Second, nagging is rooted in the belief that the one doing it has identified a “problem” of which the one on the receiving end is either unaware or ignorant as to how to remedy it. The one doing the nagging feels it is their job to provide the needed insight and instruction.
Third, nagging occurs when the wife feels unheard. She then feels the need to try bringing her husband the insight she believes he desperately needs, again… and again… and again. And she’s angrily wondering, “Why won’t he listen to me?!”
Fourth, naggings flows from a heart that wants to be in control. It absolutely galls someone engaged in a pattern of nagging that their spouse would resist conforming their dress or behaviors to their expectations or tastes, and they will hammer away until you bring yourself into conformity.
With these four things in mind, let me suggest a few things you can do when you find yourself the recipient of nagging.
Suggested Responses to Nagging
First, when you are irritated at your wife’s nagging and you feel the anger welling up inside, remember that your wife cares for you and is trying to help fix what she believes is a problem. Acknowledge and express appreciation for that concern. This is an important first step.
Second, knowing that she perceives there to be a problem, give an honest assessment of yourself. Hear me now, men: It is not a sign of love to show prideful indifference to the opinions and desires of our wife. Just because you’re happy with you doesn’t mean that it is ok to blow off your wife’s concerns about you. A reality of marriage is that we reflect upon the other. Just like you don’t want your wife being an embarrassment to you, so you shouldn’t want to be an embarrassment to her. So honestly and humbly consider what she’s saying.
Third, since a major cause of nagging is that she feels unheard, take the time to listen. Engage. Even if you disagree with your wife’s assessment and guidance, seek clarification. Ask questions. Try to understand. Paraphrase back what you believe you’re hearing her say. These practices will aid tremendously in helping her feel heard.
Fourth, if you think the previous three suggestions are difficult, then hold on – concerning the controlling attitude. You’re going to have to patiently but very VERY persistently engage this attitude. Remind her that she is your wife and not your mother, that you value her counsel and advice but do not appreciate her unsolicited nit-picky demanding overtures about what you can do better, and that it is belittling and disrespectful for her to try to boss you around by her nagging.

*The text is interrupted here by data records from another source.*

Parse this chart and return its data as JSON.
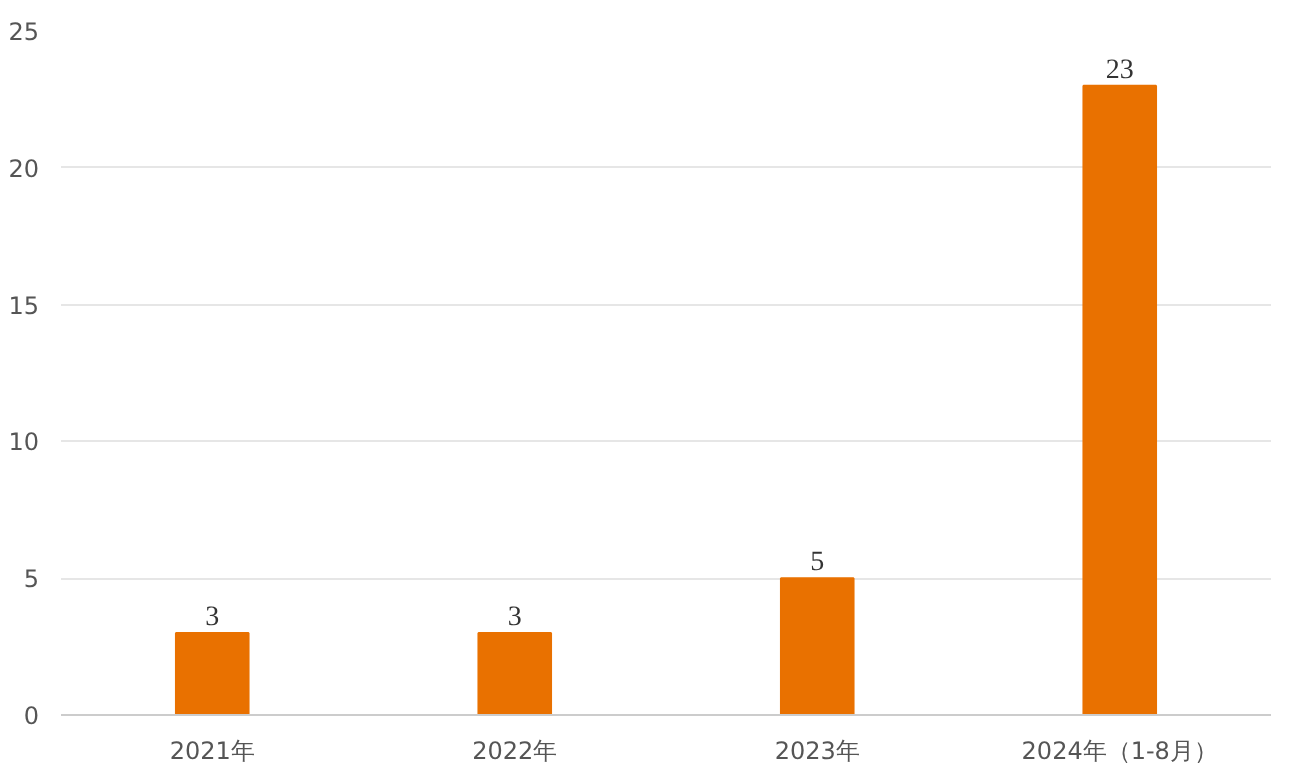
{
  "chart_data": {
    "type": "bar",
    "categories": [
      "2021年",
      "2022年",
      "2023年",
      "2024年（1-8月）"
    ],
    "values": [
      3,
      3,
      5,
      23
    ],
    "color": "#e97100",
    "ylim": [
      0,
      25
    ],
    "yticks": [
      0,
      5,
      10,
      15,
      20,
      25
    ],
    "grid": "y",
    "data_labels": true
  }
}
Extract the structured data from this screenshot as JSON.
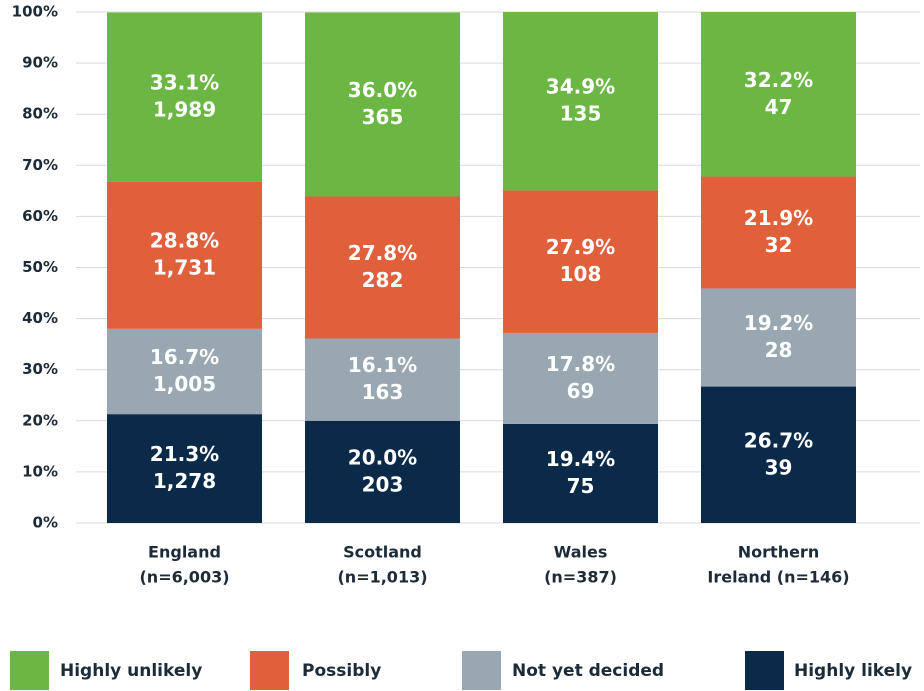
{
  "chart_data": {
    "type": "stacked_bar",
    "categories": [
      [
        "England",
        "(n=6,003)"
      ],
      [
        "Scotland",
        "(n=1,013)"
      ],
      [
        "Wales",
        "(n=387)"
      ],
      [
        "Northern",
        "Ireland (n=146)"
      ]
    ],
    "series": [
      {
        "name": "Highly likely",
        "color": "#0b2a4a",
        "values": [
          21.3,
          20.0,
          19.4,
          26.7
        ],
        "value_labels": [
          "21.3%",
          "20.0%",
          "19.4%",
          "26.7%"
        ],
        "counts": [
          "1,278",
          "203",
          "75",
          "39"
        ]
      },
      {
        "name": "Not yet decided",
        "color": "#98a7b1",
        "values": [
          16.7,
          16.1,
          17.8,
          19.2
        ],
        "value_labels": [
          "16.7%",
          "16.1%",
          "17.8%",
          "19.2%"
        ],
        "counts": [
          "1,005",
          "163",
          "69",
          "28"
        ]
      },
      {
        "name": "Possibly",
        "color": "#e0603b",
        "values": [
          28.8,
          27.8,
          27.9,
          21.9
        ],
        "value_labels": [
          "28.8%",
          "27.8%",
          "27.9%",
          "21.9%"
        ],
        "counts": [
          "1,731",
          "282",
          "108",
          "32"
        ]
      },
      {
        "name": "Highly unlikely",
        "color": "#6cb644",
        "values": [
          33.1,
          36.0,
          34.9,
          32.2
        ],
        "value_labels": [
          "33.1%",
          "36.0%",
          "34.9%",
          "32.2%"
        ],
        "counts": [
          "1,989",
          "365",
          "135",
          "47"
        ]
      }
    ],
    "ylim": [
      0,
      100
    ],
    "yticks": [
      {
        "value": 0,
        "label": "0%"
      },
      {
        "value": 10,
        "label": "10%"
      },
      {
        "value": 20,
        "label": "20%"
      },
      {
        "value": 30,
        "label": "30%"
      },
      {
        "value": 40,
        "label": "40%"
      },
      {
        "value": 50,
        "label": "50%"
      },
      {
        "value": 60,
        "label": "60%"
      },
      {
        "value": 70,
        "label": "70%"
      },
      {
        "value": 80,
        "label": "80%"
      },
      {
        "value": 90,
        "label": "90%"
      },
      {
        "value": 100,
        "label": "100%"
      }
    ],
    "grid": true
  }
}
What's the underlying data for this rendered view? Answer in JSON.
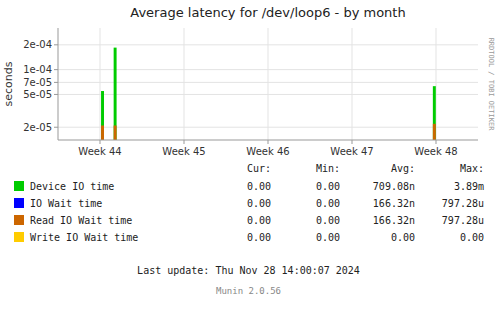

I recognize that some readers will likely skip suggestions 1 through 3 and only do number 4. After all, you want to give “that nag” a piece of your mind! Such a response is misguided, based on pride, and only fuels her sense of not being heard or appreciated. So please don’t do it, ok?
Ultimately, the best course of action is to live your life in such a way that your wife is deeply convinced you love her, have her best interests in mind, that you appreciate her and her insights, and that she feels heard. A way to start is to pray diligently for your wife, for God to bless her and sanctify her. Pray for yourself, that you would be a godly husband who faithfully models servant leadership and that you would be attentive to your wife’s needs, concerns, and interests. Lastly, be patient. God doesn’t bring sanctification on our timetable. Show mercy knowing that just as your wife has annoying habits – like nagging – that irritate you, you too have annoying habits that irritate your wife.